ROY HARRIS (1898-1979): Symphony No. 11, DOUGLAS MOORE (1893-1969): Symphony No. 2 in A, MORTON GOULD (1913-1996): Cowboy Rhapsody, CECIL EFFINGER (1914-1990): Little Symphony No. 1, Op. 31.

Catalogue Number: 09K002

Label: Albany

Reference: TROY 1042

Format: CD

Price: $17.98

Description: Like his famous Third, this is also in single-movement form and is the most emotional work on the disc.
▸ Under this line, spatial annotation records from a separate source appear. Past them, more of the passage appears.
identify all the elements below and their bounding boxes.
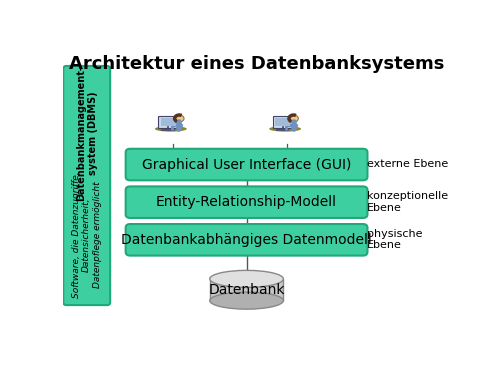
Text: Datenbankmanagement-
system (DBMS): Datenbankmanagement- system (DBMS) <box>76 65 98 202</box>
Bar <box>210 279 284 301</box>
Bar <box>275 118 290 126</box>
Ellipse shape <box>155 126 187 132</box>
FancyBboxPatch shape <box>126 224 368 256</box>
Text: Datenbankabhängiges Datenmodell: Datenbankabhängiges Datenmodell <box>121 233 372 247</box>
Text: Datenbank: Datenbank <box>208 283 285 297</box>
Circle shape <box>174 115 184 122</box>
FancyBboxPatch shape <box>64 66 110 305</box>
Ellipse shape <box>269 126 301 132</box>
Text: physische
Ebene: physische Ebene <box>366 229 422 250</box>
Text: Graphical User Interface (GUI): Graphical User Interface (GUI) <box>142 158 351 171</box>
FancyBboxPatch shape <box>126 186 368 218</box>
Text: Software, die Datenzugriffe,
Datensicherheit,
Datenpflege ermöglicht: Software, die Datenzugriffe, Datensicher… <box>72 171 102 298</box>
FancyBboxPatch shape <box>272 116 292 128</box>
Ellipse shape <box>210 270 284 287</box>
Text: konzeptionelle
Ebene: konzeptionelle Ebene <box>366 191 448 213</box>
FancyBboxPatch shape <box>158 116 178 128</box>
Text: Entity-Relationship-Modell: Entity-Relationship-Modell <box>156 195 337 209</box>
Ellipse shape <box>210 292 284 309</box>
Text: externe Ebene: externe Ebene <box>366 159 448 170</box>
Bar <box>161 129 174 130</box>
Circle shape <box>289 115 298 122</box>
FancyBboxPatch shape <box>126 149 368 180</box>
Bar <box>276 129 288 130</box>
Bar <box>160 118 176 126</box>
Text: Architektur eines Datenbanksystems: Architektur eines Datenbanksystems <box>68 55 444 73</box>
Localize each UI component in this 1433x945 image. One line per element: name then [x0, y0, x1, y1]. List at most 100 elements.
These were the days of inner-city riots, the Vietnam War and the counter-culture and Harris starts with an agitated piano and anguished trumpets as the 22-minute work follows a self-described plummet and climb from "restlessness, apprehension, fear, anger and hate" toward an ending full of "remorse, hope, expectation and realization of a more humane world". Moore's symphony dates from 1945 and is a classically-proportioned piece in four movements, elegant, cool and civil with a slightly more rough-edged, good-humored finale. Effinger's four-movement work from the same year lasts less than 14 minutes and is a modern equivalent of Classical Nachtmusik - an open-air entertainment full of melodic delights and an ingratiating intimacy. Gould's Rhapsody (1943) is a raucous, high-spirited (not to say rudely enthusiastic) work of 13 minutes which takes over a half-dozen cowboy songs, gets them drunk and plunders their virtue - it makes Don Gillis sound like a composer for velvet-upholstered salons. Sinfonia Varsovia; Ian Hobson.